En este caso es muy posible, ojalá sea así, que dos más dos sí son cuatro. Se acostumbra decir que en política eso no es cierto. Y se agrega que en ese ámbito, hasta los ríos se devuelven. Sin embargo, ante lo ocurrido durante las primeras cien horas de la recién estrenada administración de la Casa Blanca ‒no durante sus primeros cien días‒ lo que parecía ser una estrategia de campaña electoral, ahora apunta a ser una extraña pero muy embarazosa y hasta espantosa realidad.
Donald Trump tenía ya enemistades, bastantes, antes de convertirse en el cuadragésimo quinto presidente de los Estados Unidos de América el 20 de enero del año en curso; de ese día a la fecha, se ha agenciado otras cada vez más y más. Pero entre todas, la peor no es ni el terrorismo islámico ni la “invasión” al territorio que hoy “dirige” por parte de una emigración que, para nada, es reciente; es histórica y entre sus partícipes se incluye hasta su madre. No son esas las más grandes entre todas; sus más terribles enemistades son su propia personalidad, sus decisiones y sus acciones.
Con cada decreto, declaración o tuit que emite, lo que ha hecho desde que está al frente de tan poderosa nación ‒esa que hace más de ocho años parecía profundizar su democracia, con la elección de un mandatario federal afroamericano‒ es hincarle uno a uno los clavos a su ataúd político. De seguir así, como parece seguirá, cabe considerar como posibilidad lo que la sección cuarta del artículo II de la Constitución estadounidense establece: que pueden separarlo del cargo si es acusado y declarado culpable “de traición, cohecho u otros delitos y faltas graves”.
Otro escenario podría ser el de una oposición social interna fuerte y masiva, permanente y creativa, a la que quizás se sumaría la de ciertos liderazgos políticos, religiosos y morales dentro y fuera del país. Llama poderosamente la atención que importantes funcionarios de la Organización de las Naciones Unidas ‒el alto comisionado y el relator especial sobre la tortura, en concreto‒ ya cuestionaron públicamente a Trump.

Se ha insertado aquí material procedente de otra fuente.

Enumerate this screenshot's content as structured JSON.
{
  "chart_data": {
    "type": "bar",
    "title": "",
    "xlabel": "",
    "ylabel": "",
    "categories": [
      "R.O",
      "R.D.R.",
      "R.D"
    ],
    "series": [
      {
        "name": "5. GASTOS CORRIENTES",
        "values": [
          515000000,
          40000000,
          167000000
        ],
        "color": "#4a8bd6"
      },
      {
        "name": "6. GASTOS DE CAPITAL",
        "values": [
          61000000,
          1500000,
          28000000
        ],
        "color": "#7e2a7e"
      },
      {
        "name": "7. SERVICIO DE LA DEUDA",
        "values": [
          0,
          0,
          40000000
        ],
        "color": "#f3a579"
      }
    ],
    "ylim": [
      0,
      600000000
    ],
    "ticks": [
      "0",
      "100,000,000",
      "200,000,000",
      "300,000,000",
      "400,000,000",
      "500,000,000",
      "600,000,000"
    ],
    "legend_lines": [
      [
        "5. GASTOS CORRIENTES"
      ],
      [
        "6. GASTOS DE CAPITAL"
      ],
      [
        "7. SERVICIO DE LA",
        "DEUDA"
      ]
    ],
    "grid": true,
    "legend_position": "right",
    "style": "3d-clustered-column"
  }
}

Todo esto, en conjunto, vendría a ser una especie de détente global en defensa de valores incuestionables fundados en la dignidad de la persona humana y la de los pueblos.
Tras esta reflexión inicial, preocupada combinación de cruda realidad e ilusionada especulación, hay que ver la situación actual de Estados Unidos de América y el mundo como una oportunidad para la subregión que ‒hoy por hoy y desde hace rato‒ es considerada como la más violenta y peligrosa del planeta: los territorios guatemalteco, hondureño y salvadoreño, que juntos son también conocidos como el “triángulo norte centroamericano”.